La versión de Gustavo Petro sobre la Toma del Palacio de Justicia
En una entrevista reciente, el presidente Gustavo Petro recordó con detalle la operación del M-19 que culminó con la toma del Palacio de Justicia los días 6 y 7 de noviembre de 1985, y calificó el plan original del comandante Luis Otero como una “genialidad”.
Detalles de la versión de Petro
Según Petro, Luis Otero fue el cerebro que durante semanas estudió mapas, rutas de ingreso, tiempos de reacción y posibles salidas para la operación de alto impacto.
En su relato, la operación fue concebida como una acción política simbólica para obligar al país —y en particular a la justicia— a mirar de frente al M-19.
Petro sostiene que lo que hizo Otero no fue un simple asalto armado, sino una planificación militar cuidadosamente estructurada: entradas por sótano, despliegue rápido y retención de magistrados como rehenes.
Contraste con sucesos y controversias
No obstante, Petro se distancia del desenlace.
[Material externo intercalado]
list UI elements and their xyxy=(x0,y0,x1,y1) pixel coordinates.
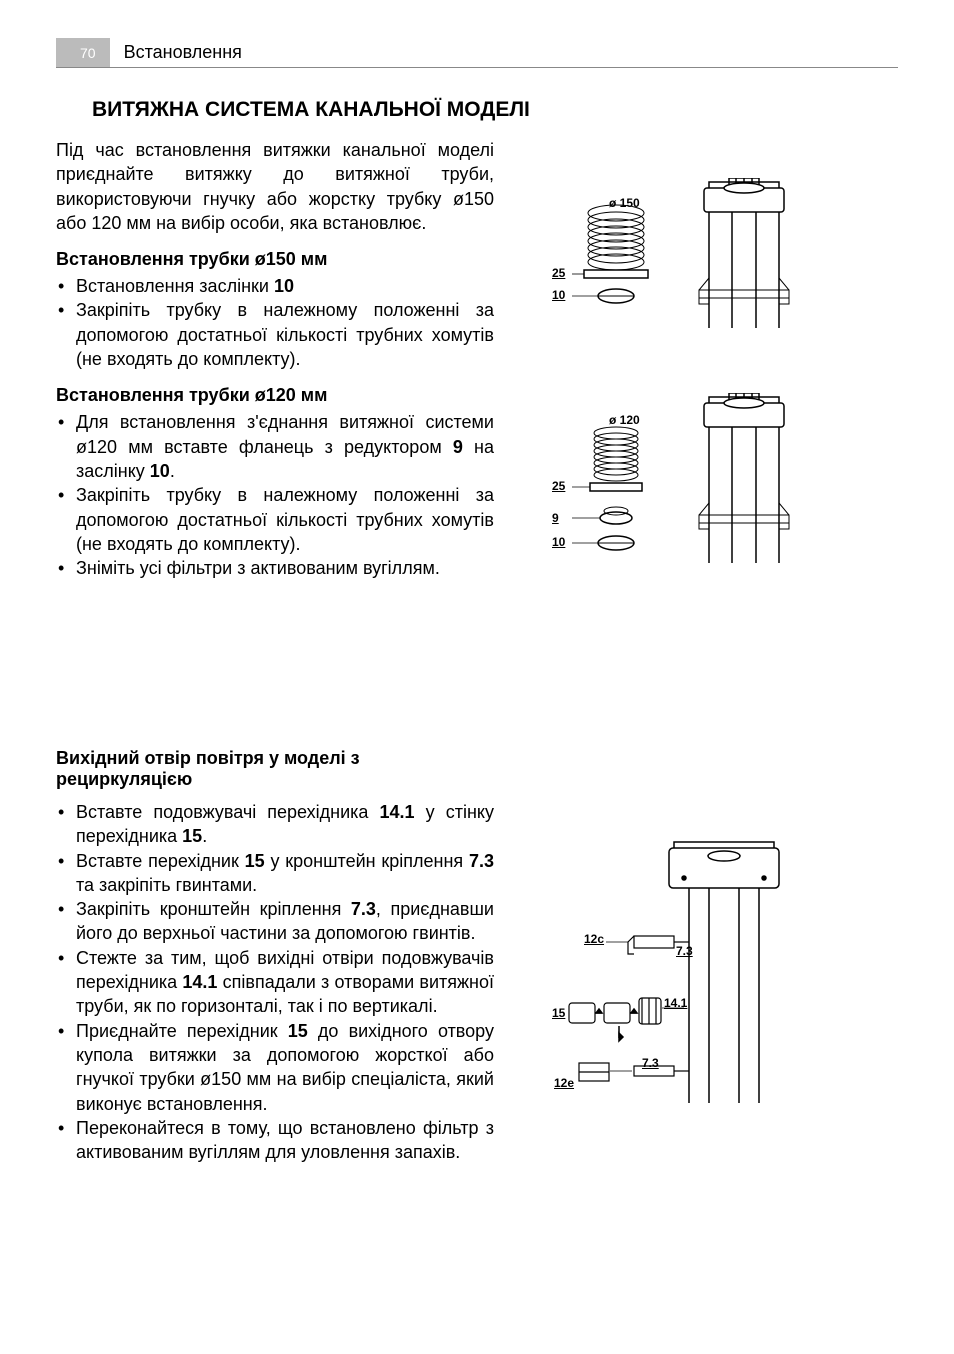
section1-right-column: ø 150 25 10 xyxy=(534,138,898,598)
section2-content: Вихідний отвір повітря у моделі з рецирк… xyxy=(56,748,898,1178)
list-item: Приєднайте перехідник 15 до вихідного от… xyxy=(56,1019,494,1116)
li-text: Закріпіть трубку в належному положенні з… xyxy=(76,485,494,554)
li-text: Закріпіть кронштейн кріплення xyxy=(76,899,351,919)
fig-label-12e: 12e xyxy=(554,1076,574,1090)
li-text: Вставте подовжувачі перехідника xyxy=(76,802,380,822)
fig-label-25: 25 xyxy=(552,479,565,493)
fig-label-14-1: 14.1 xyxy=(664,996,687,1010)
figure-recirc: 12c 7.3 15 14.1 12e 7.3 xyxy=(534,838,898,1123)
li-bold: 10 xyxy=(150,461,170,481)
li-text: Для встановлення з'єднання витяжної сист… xyxy=(76,412,494,456)
list-item: Встановлення заслінки 10 xyxy=(56,274,494,298)
fig-label-7-3b: 7.3 xyxy=(642,1056,659,1070)
page-number: 70 xyxy=(80,45,96,61)
figure-120-svg xyxy=(534,393,824,573)
list-item: Зніміть усі фільтри з активованим вугілл… xyxy=(56,556,494,580)
sub120-title: Встановлення трубки ø120 мм xyxy=(56,385,494,406)
sub150-list: Встановлення заслінки 10 Закріпіть трубк… xyxy=(56,274,494,371)
figure-120: ø 120 25 9 10 xyxy=(534,393,898,578)
section2-right-column: 12c 7.3 15 14.1 12e 7.3 xyxy=(534,748,898,1178)
figure-150: ø 150 25 10 xyxy=(534,178,898,343)
list-item: Стежте за тим, щоб вихідні отвіри подовж… xyxy=(56,946,494,1019)
list-item: Закріпіть трубку в належному положенні з… xyxy=(56,483,494,556)
li-text: Встановлення заслінки xyxy=(76,276,274,296)
fig-label-25: 25 xyxy=(552,266,565,280)
li-text: та закріпіть гвинтами. xyxy=(76,875,257,895)
list-item: Переконайтеся в тому, що встановлено філ… xyxy=(56,1116,494,1165)
fig-label-7-3a: 7.3 xyxy=(676,944,693,958)
li-bold: 14.1 xyxy=(182,972,217,992)
li-bold: 14.1 xyxy=(380,802,415,822)
li-bold: 15 xyxy=(245,851,265,871)
list-item: Вставте подовжувачі перехідника 14.1 у с… xyxy=(56,800,494,849)
page-number-box: 70 xyxy=(56,38,110,67)
fig-label-12c: 12c xyxy=(584,932,604,946)
li-bold: 7.3 xyxy=(351,899,376,919)
section2: Вихідний отвір повітря у моделі з рецирк… xyxy=(56,748,898,1178)
section1-title: ВИТЯЖНА СИСТЕМА КАНАЛЬНОЇ МОДЕЛІ xyxy=(92,98,898,122)
li-text: Приєднайте перехідник xyxy=(76,1021,288,1041)
fig-label-10: 10 xyxy=(552,535,565,549)
li-text: у кронштейн кріплення xyxy=(265,851,469,871)
li-bold: 10 xyxy=(274,276,294,296)
fig-label-9: 9 xyxy=(552,511,559,525)
list-item: Закріпіть кронштейн кріплення 7.3, приєд… xyxy=(56,897,494,946)
li-bold: 7.3 xyxy=(469,851,494,871)
list-item: Для встановлення з'єднання витяжної сист… xyxy=(56,410,494,483)
page-header: 70 Встановлення xyxy=(56,38,898,68)
section2-list: Вставте подовжувачі перехідника 14.1 у с… xyxy=(56,800,494,1164)
section2-title: Вихідний отвір повітря у моделі з рецирк… xyxy=(56,748,494,790)
li-bold: 15 xyxy=(182,826,202,846)
list-item: Вставте перехідник 15 у кронштейн кріпле… xyxy=(56,849,494,898)
section1-left-column: Під час встановлення витяжки канальної м… xyxy=(56,138,494,598)
sub150-title: Встановлення трубки ø150 мм xyxy=(56,249,494,270)
section2-left-column: Вихідний отвір повітря у моделі з рецирк… xyxy=(56,748,494,1178)
figure-150-svg xyxy=(534,178,824,338)
li-text: Вставте перехідник xyxy=(76,851,245,871)
fig-label-d150: ø 150 xyxy=(609,196,640,210)
header-section-name: Встановлення xyxy=(110,38,242,67)
figure-recirc-svg xyxy=(534,838,834,1118)
sub120-list: Для встановлення з'єднання витяжної сист… xyxy=(56,410,494,580)
li-text: . xyxy=(202,826,207,846)
li-text: Зніміть усі фільтри з активованим вугілл… xyxy=(76,558,440,578)
fig-label-15: 15 xyxy=(552,1006,565,1020)
li-bold: 9 xyxy=(453,437,463,457)
section1-content: Під час встановлення витяжки канальної м… xyxy=(56,138,898,598)
li-text: Закріпіть трубку в належному положенні з… xyxy=(76,300,494,369)
list-item: Закріпіть трубку в належному положенні з… xyxy=(56,298,494,371)
li-text: . xyxy=(170,461,175,481)
fig-label-d120: ø 120 xyxy=(609,413,640,427)
fig-label-10: 10 xyxy=(552,288,565,302)
li-bold: 15 xyxy=(288,1021,308,1041)
li-text: Переконайтеся в тому, що встановлено філ… xyxy=(76,1118,494,1162)
section1-intro: Під час встановлення витяжки канальної м… xyxy=(56,138,494,235)
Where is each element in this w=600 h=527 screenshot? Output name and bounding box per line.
Él argumenta que los magistrados no fueron ejecutados por la guerrilla, sino que lo ocurrido —tras casi dos días de combates y fuego cruzado— fue resultado de la respuesta estatal.
Los hechos se saldaron con más de cien muertos, once magistrados desaparecidos o asesinados y decenas de cuerpos calcinados.
La visión de Petro contrasta con investigaciones oficiales y testimonios que señalan actuación directa del M-19 en ejecuciones o desapariciones.
Análisis: ¿“genialidad” u horrores de la guerra?
La palabra “genialidad”, según Petro, se refiere estrictamente al diseño táctico original: entrada estratégica, despliegue planificado y alto impacto simbólico. Considera que la ejecución del plan, desde la inteligencia hasta el movimiento, tenía mérito estratégico.
Sin embargo, el resultado fue una tragedia nacional: un edificio emblemático convertido en campo de batalla, pérdidas humanas masivas y heridas en la memoria colectiva.
La operación pasó de ser un “acto político” a una “catástrofe humanitaria”, y ese salto difícil de justificar es parte del debate vigente.
Importancia del momento
Este relato de Petro se publica justo cuando se cumplen cuatro décadas del asalto al Palacio, lo que reactiva memorias, heridas y debates no resueltos en Colombia sobre justicia, memoria, culpabilidad y reparación.
Además, revela cómo figuras insurgentes como Otero siguen siendo objeto de interpretación política y simbólica, según la óptica de actores que luego se integraron al escenario institucional, como Petro.